Dans ses précédentes observations finales, a poursuivi M. Kemal, le Comité avait également recommandé que les entreprises multinationales enregistrées au Canada aient des comptes à rendre quant aux répercussions nuisibles de leurs activités sur la jouissance des droits des peuples autochtones à l'étranger. Malheureusement, a déploré le rapporteur, aucune information nouvelle ne figure dans le rapport à ce sujet. M. Kemal a ajouté que des ONG des Premières nations ont, dans ce contexte, attiré l'attention du Comité sur le rôle néfaste des multinationales du secteur minier sur les terres Shoshone au Nevada (Etats-Unis) et au Guatemala. Au Guatemala, a-t-il précisé, une filiale de la société canadienne Goldcorp, dont le siège est à Vancouver, serait en train d'exploiter des terres tribales sans le consentement préalable, informé et éclairé des Autochtones concernés.

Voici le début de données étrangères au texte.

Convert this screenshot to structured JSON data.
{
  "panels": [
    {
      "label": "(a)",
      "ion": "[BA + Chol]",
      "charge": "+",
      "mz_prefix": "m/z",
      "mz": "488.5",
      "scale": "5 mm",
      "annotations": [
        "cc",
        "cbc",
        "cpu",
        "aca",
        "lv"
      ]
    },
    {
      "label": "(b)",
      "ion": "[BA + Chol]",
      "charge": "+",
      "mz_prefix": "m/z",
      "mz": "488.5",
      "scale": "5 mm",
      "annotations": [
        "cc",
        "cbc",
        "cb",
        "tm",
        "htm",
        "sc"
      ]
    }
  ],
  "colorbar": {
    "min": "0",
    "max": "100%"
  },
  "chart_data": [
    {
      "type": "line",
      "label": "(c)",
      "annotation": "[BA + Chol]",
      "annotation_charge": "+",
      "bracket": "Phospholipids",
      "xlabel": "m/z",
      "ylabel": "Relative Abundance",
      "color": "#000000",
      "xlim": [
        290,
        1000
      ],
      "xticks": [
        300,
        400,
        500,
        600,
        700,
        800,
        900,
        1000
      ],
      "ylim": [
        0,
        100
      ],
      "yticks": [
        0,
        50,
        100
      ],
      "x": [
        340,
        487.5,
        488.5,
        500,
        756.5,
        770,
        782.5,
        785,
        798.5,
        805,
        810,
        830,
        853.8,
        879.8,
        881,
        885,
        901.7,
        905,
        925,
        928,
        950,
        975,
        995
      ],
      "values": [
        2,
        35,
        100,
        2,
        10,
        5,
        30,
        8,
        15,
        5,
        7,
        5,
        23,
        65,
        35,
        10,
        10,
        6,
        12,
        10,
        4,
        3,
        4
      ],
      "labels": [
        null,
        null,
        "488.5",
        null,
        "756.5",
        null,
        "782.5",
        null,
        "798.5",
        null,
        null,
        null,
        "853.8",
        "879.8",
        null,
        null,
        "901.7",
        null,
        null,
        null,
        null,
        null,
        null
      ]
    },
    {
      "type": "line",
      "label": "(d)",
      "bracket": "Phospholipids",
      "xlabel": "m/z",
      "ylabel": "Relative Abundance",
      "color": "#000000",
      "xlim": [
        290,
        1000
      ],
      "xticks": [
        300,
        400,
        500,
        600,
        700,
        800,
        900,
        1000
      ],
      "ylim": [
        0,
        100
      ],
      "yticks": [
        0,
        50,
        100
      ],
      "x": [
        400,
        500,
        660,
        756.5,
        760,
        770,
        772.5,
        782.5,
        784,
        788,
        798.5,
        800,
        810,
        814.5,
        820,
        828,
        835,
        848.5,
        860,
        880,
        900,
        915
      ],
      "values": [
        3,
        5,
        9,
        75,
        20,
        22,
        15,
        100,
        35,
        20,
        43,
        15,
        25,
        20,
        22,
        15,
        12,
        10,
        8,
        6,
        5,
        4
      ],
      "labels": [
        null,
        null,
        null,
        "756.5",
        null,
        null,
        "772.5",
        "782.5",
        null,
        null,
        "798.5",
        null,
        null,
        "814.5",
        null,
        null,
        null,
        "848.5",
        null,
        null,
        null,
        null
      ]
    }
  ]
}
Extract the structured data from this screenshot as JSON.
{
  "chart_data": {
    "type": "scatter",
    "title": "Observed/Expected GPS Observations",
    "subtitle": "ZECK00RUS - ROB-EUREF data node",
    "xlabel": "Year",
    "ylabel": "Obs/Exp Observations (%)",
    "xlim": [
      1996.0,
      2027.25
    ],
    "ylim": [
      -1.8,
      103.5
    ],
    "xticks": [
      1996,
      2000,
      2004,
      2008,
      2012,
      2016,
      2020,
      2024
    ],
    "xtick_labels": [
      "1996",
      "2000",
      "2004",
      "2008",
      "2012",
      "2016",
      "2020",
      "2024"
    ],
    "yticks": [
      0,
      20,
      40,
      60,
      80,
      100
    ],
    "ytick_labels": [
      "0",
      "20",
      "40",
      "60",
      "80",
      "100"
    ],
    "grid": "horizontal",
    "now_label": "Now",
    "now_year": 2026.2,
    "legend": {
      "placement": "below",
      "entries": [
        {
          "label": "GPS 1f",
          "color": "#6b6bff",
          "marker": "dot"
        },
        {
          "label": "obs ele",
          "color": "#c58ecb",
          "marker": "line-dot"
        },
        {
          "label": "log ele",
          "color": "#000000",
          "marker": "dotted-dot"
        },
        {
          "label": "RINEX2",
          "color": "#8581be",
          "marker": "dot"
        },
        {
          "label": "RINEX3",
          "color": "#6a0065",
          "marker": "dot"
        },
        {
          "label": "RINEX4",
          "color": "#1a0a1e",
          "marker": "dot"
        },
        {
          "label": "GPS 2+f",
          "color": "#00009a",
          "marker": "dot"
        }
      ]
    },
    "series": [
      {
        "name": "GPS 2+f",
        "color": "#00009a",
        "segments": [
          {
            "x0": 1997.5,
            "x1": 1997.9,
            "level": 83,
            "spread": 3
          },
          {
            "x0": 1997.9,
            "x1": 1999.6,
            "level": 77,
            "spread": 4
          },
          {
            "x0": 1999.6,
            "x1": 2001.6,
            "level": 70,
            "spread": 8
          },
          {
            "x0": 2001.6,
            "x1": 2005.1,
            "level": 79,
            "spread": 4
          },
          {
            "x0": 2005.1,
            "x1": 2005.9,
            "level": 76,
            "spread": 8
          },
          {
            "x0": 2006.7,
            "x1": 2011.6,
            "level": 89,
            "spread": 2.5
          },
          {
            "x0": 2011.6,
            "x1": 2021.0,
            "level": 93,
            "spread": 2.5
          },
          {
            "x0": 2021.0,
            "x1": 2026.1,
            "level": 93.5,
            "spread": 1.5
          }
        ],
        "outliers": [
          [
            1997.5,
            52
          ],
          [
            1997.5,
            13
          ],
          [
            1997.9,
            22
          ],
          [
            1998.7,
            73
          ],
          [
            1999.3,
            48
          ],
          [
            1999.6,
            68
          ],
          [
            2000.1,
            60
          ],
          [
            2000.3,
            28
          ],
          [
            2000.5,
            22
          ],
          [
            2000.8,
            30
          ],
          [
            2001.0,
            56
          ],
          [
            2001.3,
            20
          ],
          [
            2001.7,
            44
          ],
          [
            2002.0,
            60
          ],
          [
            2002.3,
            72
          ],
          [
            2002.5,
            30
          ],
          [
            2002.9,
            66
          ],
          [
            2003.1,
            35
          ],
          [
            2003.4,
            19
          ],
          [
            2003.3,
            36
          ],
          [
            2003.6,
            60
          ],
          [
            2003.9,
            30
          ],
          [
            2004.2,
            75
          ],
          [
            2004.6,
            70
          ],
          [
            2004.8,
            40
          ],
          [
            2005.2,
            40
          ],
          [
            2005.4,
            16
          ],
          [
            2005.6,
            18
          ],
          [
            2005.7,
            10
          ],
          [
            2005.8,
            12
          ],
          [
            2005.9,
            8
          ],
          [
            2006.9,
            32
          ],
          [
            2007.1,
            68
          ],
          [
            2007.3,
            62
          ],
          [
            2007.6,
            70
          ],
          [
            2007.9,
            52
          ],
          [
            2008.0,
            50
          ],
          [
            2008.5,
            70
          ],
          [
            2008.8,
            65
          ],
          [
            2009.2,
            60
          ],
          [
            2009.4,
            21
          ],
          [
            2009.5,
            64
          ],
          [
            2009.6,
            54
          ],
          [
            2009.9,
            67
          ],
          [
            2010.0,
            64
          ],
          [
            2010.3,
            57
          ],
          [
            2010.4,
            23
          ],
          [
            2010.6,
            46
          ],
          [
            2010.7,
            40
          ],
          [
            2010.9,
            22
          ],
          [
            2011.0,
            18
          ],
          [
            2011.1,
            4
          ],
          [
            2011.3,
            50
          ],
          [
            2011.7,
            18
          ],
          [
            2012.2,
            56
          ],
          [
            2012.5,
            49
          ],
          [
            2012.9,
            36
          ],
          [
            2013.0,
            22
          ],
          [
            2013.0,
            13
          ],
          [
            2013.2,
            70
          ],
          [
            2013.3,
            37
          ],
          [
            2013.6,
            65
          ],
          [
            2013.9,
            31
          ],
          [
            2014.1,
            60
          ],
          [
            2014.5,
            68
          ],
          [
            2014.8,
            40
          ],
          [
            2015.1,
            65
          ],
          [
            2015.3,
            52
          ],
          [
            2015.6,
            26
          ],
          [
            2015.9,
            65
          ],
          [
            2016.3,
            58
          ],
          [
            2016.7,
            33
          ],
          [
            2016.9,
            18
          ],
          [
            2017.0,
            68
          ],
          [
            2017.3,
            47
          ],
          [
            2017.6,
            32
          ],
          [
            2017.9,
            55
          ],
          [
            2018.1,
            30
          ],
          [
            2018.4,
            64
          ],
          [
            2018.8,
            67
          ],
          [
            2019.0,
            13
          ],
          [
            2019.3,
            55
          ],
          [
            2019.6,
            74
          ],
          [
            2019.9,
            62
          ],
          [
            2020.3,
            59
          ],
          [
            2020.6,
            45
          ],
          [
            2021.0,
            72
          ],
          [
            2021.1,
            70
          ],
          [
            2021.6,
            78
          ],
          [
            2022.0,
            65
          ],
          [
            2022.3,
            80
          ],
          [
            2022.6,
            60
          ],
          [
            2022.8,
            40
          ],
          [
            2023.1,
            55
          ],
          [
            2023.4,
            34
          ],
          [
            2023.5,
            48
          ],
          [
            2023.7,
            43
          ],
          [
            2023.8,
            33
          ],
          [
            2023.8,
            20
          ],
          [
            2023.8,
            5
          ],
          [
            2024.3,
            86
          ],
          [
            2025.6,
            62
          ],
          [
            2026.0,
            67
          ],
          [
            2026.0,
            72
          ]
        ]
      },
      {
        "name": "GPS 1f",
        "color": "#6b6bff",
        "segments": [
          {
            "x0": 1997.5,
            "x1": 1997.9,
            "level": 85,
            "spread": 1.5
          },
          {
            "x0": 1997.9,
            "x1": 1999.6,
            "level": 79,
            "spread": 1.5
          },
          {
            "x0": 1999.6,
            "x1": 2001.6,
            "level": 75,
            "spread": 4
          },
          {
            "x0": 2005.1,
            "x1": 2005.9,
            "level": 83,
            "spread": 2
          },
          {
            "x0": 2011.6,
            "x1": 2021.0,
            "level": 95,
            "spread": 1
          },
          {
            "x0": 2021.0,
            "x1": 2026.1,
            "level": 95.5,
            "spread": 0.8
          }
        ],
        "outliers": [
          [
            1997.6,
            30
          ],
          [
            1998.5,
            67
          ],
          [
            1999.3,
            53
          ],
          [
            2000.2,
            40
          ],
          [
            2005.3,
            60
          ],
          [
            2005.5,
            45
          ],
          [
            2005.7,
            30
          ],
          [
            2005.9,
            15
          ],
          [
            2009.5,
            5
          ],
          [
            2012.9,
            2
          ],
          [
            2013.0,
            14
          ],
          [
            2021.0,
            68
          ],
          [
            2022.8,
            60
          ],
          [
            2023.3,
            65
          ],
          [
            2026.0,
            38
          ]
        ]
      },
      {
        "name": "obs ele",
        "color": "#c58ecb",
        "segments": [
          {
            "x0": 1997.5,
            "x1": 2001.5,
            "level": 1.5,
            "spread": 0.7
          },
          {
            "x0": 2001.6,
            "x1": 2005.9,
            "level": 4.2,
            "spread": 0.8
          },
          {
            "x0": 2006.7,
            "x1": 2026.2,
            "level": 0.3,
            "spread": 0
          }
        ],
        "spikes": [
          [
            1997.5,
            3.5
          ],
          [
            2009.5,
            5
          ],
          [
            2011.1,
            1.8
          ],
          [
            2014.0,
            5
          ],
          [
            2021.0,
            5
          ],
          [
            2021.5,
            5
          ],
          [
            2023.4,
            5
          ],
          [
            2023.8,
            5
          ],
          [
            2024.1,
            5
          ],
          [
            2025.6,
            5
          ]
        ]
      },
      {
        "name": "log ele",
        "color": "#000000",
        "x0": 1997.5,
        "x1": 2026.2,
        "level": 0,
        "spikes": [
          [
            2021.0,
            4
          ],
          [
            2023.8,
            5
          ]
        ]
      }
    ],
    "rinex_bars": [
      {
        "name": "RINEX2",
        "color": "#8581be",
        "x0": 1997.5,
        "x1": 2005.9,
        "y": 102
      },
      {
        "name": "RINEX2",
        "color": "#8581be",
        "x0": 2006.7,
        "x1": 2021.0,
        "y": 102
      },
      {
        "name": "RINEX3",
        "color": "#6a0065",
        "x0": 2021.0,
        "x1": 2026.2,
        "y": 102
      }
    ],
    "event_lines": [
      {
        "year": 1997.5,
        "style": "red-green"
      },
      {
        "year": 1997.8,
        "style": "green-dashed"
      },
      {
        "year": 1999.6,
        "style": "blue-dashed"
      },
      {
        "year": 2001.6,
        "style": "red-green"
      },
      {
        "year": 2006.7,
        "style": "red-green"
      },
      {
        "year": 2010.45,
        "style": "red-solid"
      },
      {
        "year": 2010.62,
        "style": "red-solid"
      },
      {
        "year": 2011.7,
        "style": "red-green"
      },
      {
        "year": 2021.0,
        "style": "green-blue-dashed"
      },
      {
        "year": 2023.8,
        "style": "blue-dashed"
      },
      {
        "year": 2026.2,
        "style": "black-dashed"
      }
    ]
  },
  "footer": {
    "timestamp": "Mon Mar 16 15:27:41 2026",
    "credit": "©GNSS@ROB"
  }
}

M. Kemal a par ailleurs rappelé la position des membres du Comité concernant la nécessité de privilégier les alternatives à la détention des Autochtones, compte tenu des méfaits que la détention a sur eux du fait de leur séparation de leur communauté. Les ONG ont fourni des statistiques alarmantes à cet égard, a fait observer le rapporteur : au Saskatchewan, 70 à 80% de la population carcérale est autochtone et 10% est d'origine africaine. Le rapporteur a encouragé le Canada à déployer davantage d'efforts pour juguler ce phénomène.

M. Kemal a ensuite salué le programme de contributions aux provinces et territoires que finance le Canada afin de fournir une assistance parajudiciaire aux Autochtones. Il a en revanche plaidé en faveur d'efforts accrus dans la lutte contre les actes graves de violence à l'égard des femmes autochtones, insistant sur la nécessité d'élargir les services, centres de conseil et autres refuges pour les victimes de la violence fondée sur le sexe. Dans ce cadre, des programmes de formation et de sensibilisation culturelle devraient être prévus pour les forces de l'ordre, a-t-il insisté.

Enfin, le rapporteur s'est inquiété des coupures budgétaires opérées dans le secteur de l'assistance aux Autochtones, qui ont été dénoncées par le Rapporteur spécial sur les droits des peuples autochtones, M. James Anaya. Même si le Canada a investi plus de 2,5 milliards de dollars dans l'amélioration de la qualité de l'eau, plus de la moitié des systèmes d'eau potable dans les réserves autochtones présentent des risques pour la santé, a fait observer M. Kemal.

En conclusion, M. Kemal a considéré que le défi majeur, au Canada, réside dans l'écart qui existe entre les nantis et les démunis. Cela a un impact très grave sur les minorités, a-t-il souligné, avant de reconnaître que le Canada fait partie des pays les plus ouverts et tolérants au monde.

Un autre membre du Comité a lui aussi rendu hommage à la générosité du Canada et à l'ouverture d'esprit dont ce pays fait preuve à l'égard des étrangers et des migrants. D'après certaines sources, a poursuivi cet expert, les personnes d'ascendance africaine constituent le troisième plus grand groupe de la population canadienne. Rappelant que l'arrivée des Africains remonte à la guerre (anglo-américaine) de 1812, dont le bicentenaire sera célébré cette année, l'expert s'est enquis du rôle que ces personnes vont jouer dans le cadre de cette commémoration.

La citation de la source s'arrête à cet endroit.